Criada nos anos 90, a CPMF já foi renovada duas vezes. Inicialmente deveria financiar a política de saúde, mas acabou caindo na vala comum da arrecadação federal. Políticos denunciam o ¿desvirtuamento¿ dessa contribuição, mas esse não é seu pior defeito. Técnica e politicamente a CPMF é uma aberração. Já há tributos sobre a produção de bens e serviços e também sobre o consumo, o investimento produtivo, o comércio internacional e todas as formas de rendimento. Todos os tipos de atividade econômica já são onerados por impostos e contribuições, mas o brasileiro ainda é tributado pela mera movimentação de fundos.

Trata-se, portanto, de um tributo injustificável com base nos critérios da boa gestão econômica, mas nesta altura o governo não pode dispensá-lo, porque seus gastos cresceram sem parar desde a última década.

Ministros da área financeira e funcionários da Receita Federal têm defendido a conversão da CPMF num tributo perene, para usá-lo como instrumento de fiscalização. Incidindo em quase toda operação financeira, essa contribuição pode facilitar o controle das operações declaradas pelos contribuintes.

O argumento não é desprezível. Mas seria necessário, nesse caso, adotar uma alíquota baixíssima, para eliminar tanto quanto possível as distorções causadas por esse péssimo tributo. A alíquota em vigor, 0,38%, é desastrosa para a atividade produtiva. Mas falta determinar o que seria uma alíquota bastante baixa num ambiente global de concorrência feroz, em que uma pequena diferença de custos pode ser decisiva.

A cobrança de contribuições - essa não é a única - proporciona ao governo federal uma vantagem nem sempre percebida pela maior parte dos contribuintes: tributos dessa classe não são sujeitos a transferências constitucionais a Estados e municípios. Também essa escolha foi um meio de reforçar a receita do governo central sem partilha com as administrações subnacionais. Governadores e prefeitos há muito tempo reclamam dessa esperteza federal.

A criação da Desvinculação de Receitas da União foi também um subterfúgio para tornar mais administrável o Orçamento-Geral da União. As contas federais são muito rígidas, por causa das vinculações explícitas (saúde e educação, por exemplo) e de vários gastos incontornáveis, como os da folha de salários.

A solução correta seria mexer na estrutura orçamentária, para eliminar as vinculações. Mas para isso seria necessário emendar a Constituição. A rigidez do Orçamento é um problema tão sério que altos funcionários do Fundo Monetário Internacional a mencionaram pelo menos duas vezes durante a assembléia anual da entidade, em setembro, em Cingapura.

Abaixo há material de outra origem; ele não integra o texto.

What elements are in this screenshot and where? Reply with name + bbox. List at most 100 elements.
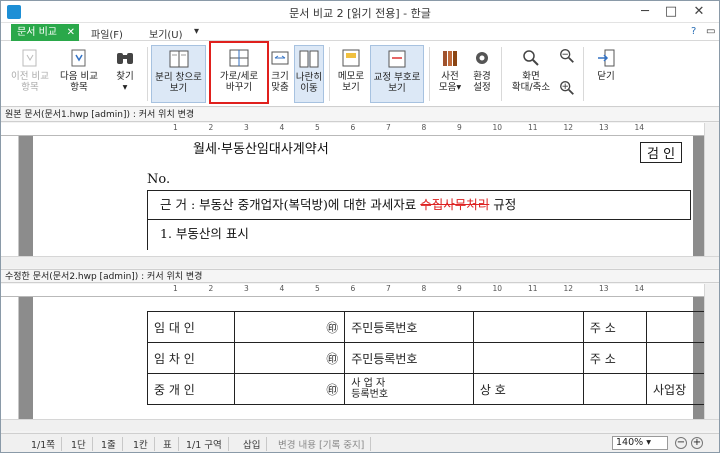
- tab-document-compare[interactable]: 문서 비교 ✕: [11, 24, 79, 41]
- ruler-tick-label: 13: [599, 284, 609, 293]
- zoom-label: 화면 확대/축소: [511, 71, 551, 93]
- split-window-icon: [169, 50, 188, 68]
- zoom-out-button[interactable]: −: [675, 437, 687, 449]
- zoom-out-icon[interactable]: [558, 47, 576, 65]
- status-mode[interactable]: 삽입: [243, 437, 268, 451]
- cell-empty: [646, 311, 704, 343]
- seal-box: 검 인: [640, 142, 683, 163]
- pane1-status: 원본 문서(문서1.hwp [admin]) : 커서 위치 변경: [1, 108, 719, 122]
- ruler-tick-label: 7: [386, 123, 391, 132]
- close-label: 닫기: [597, 71, 615, 82]
- ruler-tick-label: 4: [279, 123, 285, 132]
- ruler-tick-label: 11: [528, 284, 538, 293]
- horizontal-scrollbar-1[interactable]: [1, 256, 719, 268]
- help-icon[interactable]: ?: [691, 26, 696, 37]
- close-window-button[interactable]: ✕: [688, 3, 710, 21]
- ruler-tick-label: 14: [634, 123, 645, 132]
- prev-item-icon: [22, 49, 37, 67]
- section-heading: 1. 부동산의 표시: [147, 220, 297, 250]
- basis-row: 근 거 : 부동산 중개업자(복덕방)에 대한 과세자료 수집사무처리 규정: [147, 190, 691, 220]
- ruler-tick-label: 7: [386, 284, 391, 293]
- menu-view[interactable]: 보기(U): [149, 26, 183, 41]
- app-window: 문서 비교 2 [읽기 전용] - 한글 ─ □ ✕ 문서 비교 ✕ 파일(F) …: [0, 0, 720, 453]
- modified-document-pane[interactable]: 임 대 인 ㊞ 주민등록번호 주 소 임 차 인 ㊞ 주민등록번호 주 소 중 개 인 ㊞ 사 …: [19, 297, 704, 419]
- ruler-tick-label: 6: [350, 123, 356, 132]
- dictionary-button[interactable]: 사전 모음▾: [435, 45, 465, 103]
- ruler-tick-label: 2: [208, 123, 214, 132]
- settings-button[interactable]: 환경 설정: [467, 45, 497, 103]
- original-page: 월세·부동산임대사계약서 검 인 No. 근 거 : 부동산 중개업자(복덕방)…: [33, 136, 693, 256]
- menu-bar: 문서 비교 ✕ 파일(F) 보기(U) ▾ ? ▭: [1, 23, 719, 41]
- toolbar-divider: [429, 47, 430, 101]
- split-window-button[interactable]: 분리 창으로 보기: [151, 45, 206, 103]
- cell-reg: 주민등록번호: [344, 311, 474, 343]
- pane2-status: 수정한 문서(문서2.hwp [admin]) : 커서 위치 변경: [1, 269, 719, 283]
- fit-size-label: 크기 맞춤: [271, 71, 289, 93]
- status-line: 1줄: [101, 437, 123, 451]
- minimize-button[interactable]: ─: [634, 3, 656, 21]
- title-bar: 문서 비교 2 [읽기 전용] - 한글 ─ □ ✕: [1, 1, 719, 23]
- zoom-select[interactable]: 140% ▾: [612, 436, 668, 450]
- horizontal-scrollbar-2[interactable]: [1, 419, 719, 431]
- status-kind: 표: [163, 437, 179, 451]
- cell-empty: [472, 311, 584, 343]
- fit-size-button[interactable]: 크기 맞춤: [267, 45, 293, 103]
- ruler-tick-label: 10: [492, 123, 503, 132]
- ruler-tick-label: 12: [563, 123, 574, 132]
- ruler-tick-label: 5: [315, 284, 320, 293]
- close-tab-icon[interactable]: ✕: [67, 24, 75, 41]
- cell-seal: ㊞: [234, 311, 346, 343]
- highlight-box: [209, 41, 269, 104]
- zoom-in-icon[interactable]: [558, 79, 576, 97]
- zoom-in-button[interactable]: +: [691, 437, 703, 449]
- ruler-tick-label: 4: [279, 284, 285, 293]
- original-document-pane[interactable]: 월세·부동산임대사계약서 검 인 No. 근 거 : 부동산 중개업자(복덕방)…: [19, 136, 704, 256]
- cell-addr: 주 소: [582, 342, 648, 374]
- parallel-move-icon: [299, 50, 319, 68]
- restore-ribbon-icon[interactable]: ▭: [706, 26, 715, 37]
- zoom-button[interactable]: 화면 확대/축소: [506, 45, 556, 103]
- cell-seal: ㊞: [234, 342, 346, 374]
- close-button[interactable]: 닫기: [589, 45, 623, 103]
- tab-label: 문서 비교: [17, 27, 57, 38]
- prev-compare-button[interactable]: 이전 비교 항목: [5, 45, 55, 103]
- ruler-tick-label: 2: [208, 284, 214, 293]
- zoom-dropdown-icon: ▾: [646, 437, 651, 448]
- ruler-tick-label: 10: [492, 284, 503, 293]
- vertical-scrollbar-2[interactable]: [704, 284, 719, 419]
- cell-label: 임 대 인: [146, 311, 236, 343]
- cell-empty: [646, 342, 704, 374]
- status-page: 1/1쪽: [31, 437, 63, 451]
- memo-icon: [342, 49, 360, 67]
- cell-addr: 주 소: [582, 311, 648, 343]
- deleted-text: 수집사무처리: [420, 197, 490, 212]
- memo-view-button[interactable]: 메모로 보기: [334, 45, 368, 103]
- status-bar: 1/1쪽 1단 1줄 1칸 표 1/1 구역 삽입 변경 내용 [기록 중지] …: [1, 433, 719, 452]
- vertical-scrollbar-1[interactable]: [704, 123, 719, 256]
- doc-number: No.: [147, 172, 171, 187]
- menu-file[interactable]: 파일(F): [91, 26, 123, 41]
- ruler-tick-label: 5: [315, 123, 320, 132]
- horizontal-ruler-2[interactable]: 1 2 3 4 5 6 7 8 9 10 11 12 13 14: [1, 284, 704, 297]
- ruler-tick-label: 3: [244, 123, 249, 132]
- proofmark-view-button[interactable]: 교정 부호로 보기: [370, 45, 424, 103]
- find-button[interactable]: 찾기 ▾: [107, 45, 143, 103]
- window-title: 문서 비교 2 [읽기 전용] - 한글: [289, 7, 431, 20]
- status-changes[interactable]: 변경 내용 [기록 중지]: [278, 437, 372, 451]
- maximize-button[interactable]: □: [660, 3, 682, 21]
- fit-size-icon: [271, 51, 289, 65]
- status-column: 1칸: [133, 437, 155, 451]
- menu-overflow-icon[interactable]: ▾: [194, 26, 199, 37]
- binoculars-icon: [117, 53, 133, 64]
- dictionary-arrow-icon: ▾: [456, 82, 462, 93]
- cell-label: 임 차 인: [146, 342, 236, 374]
- parallel-move-label: 나란히 이동: [295, 72, 323, 94]
- horizontal-ruler-1[interactable]: 1 2 3 4 5 6 7 8 9 10 11 12 13 14: [1, 123, 704, 136]
- next-compare-button[interactable]: 다음 비교 항목: [55, 45, 103, 103]
- cell-empty: [582, 373, 648, 405]
- ruler-tick-label: 3: [244, 284, 249, 293]
- parallel-move-button[interactable]: 나란히 이동: [294, 45, 324, 103]
- doc-title: 월세·부동산임대사계약서: [193, 142, 329, 157]
- cell-reg: 주민등록번호: [344, 342, 474, 374]
- ruler-tick-label: 11: [528, 123, 538, 132]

Se o novo governo quiser, de fato, melhores condições de administração financeira, deverá cuidar logo de mudanças politicamente complicadas e de longo alcance. Terá de prorrogar a vigência daqueles dois instrumentos, porque não poderá dispensá-los a curto prazo. Mas, dessa vez, terá de levar a sério o caráter provisório tanto da CPMF quanto da DRU.

A solução, portanto, será cuidar seriamente da emperrada reforma tributária e mudar a estrutura do Orçamento, para dar ao governo maior flexibilidade no uso do dinheiro público. A rigidez orçamentária é incompatível com uma administração racional e eficiente e um obstáculo importante à retomada dos investimentos públicos. O governo já abusou de remendos e subterfúgios e mantê-los por mais tempo será ruim para a economia nacional.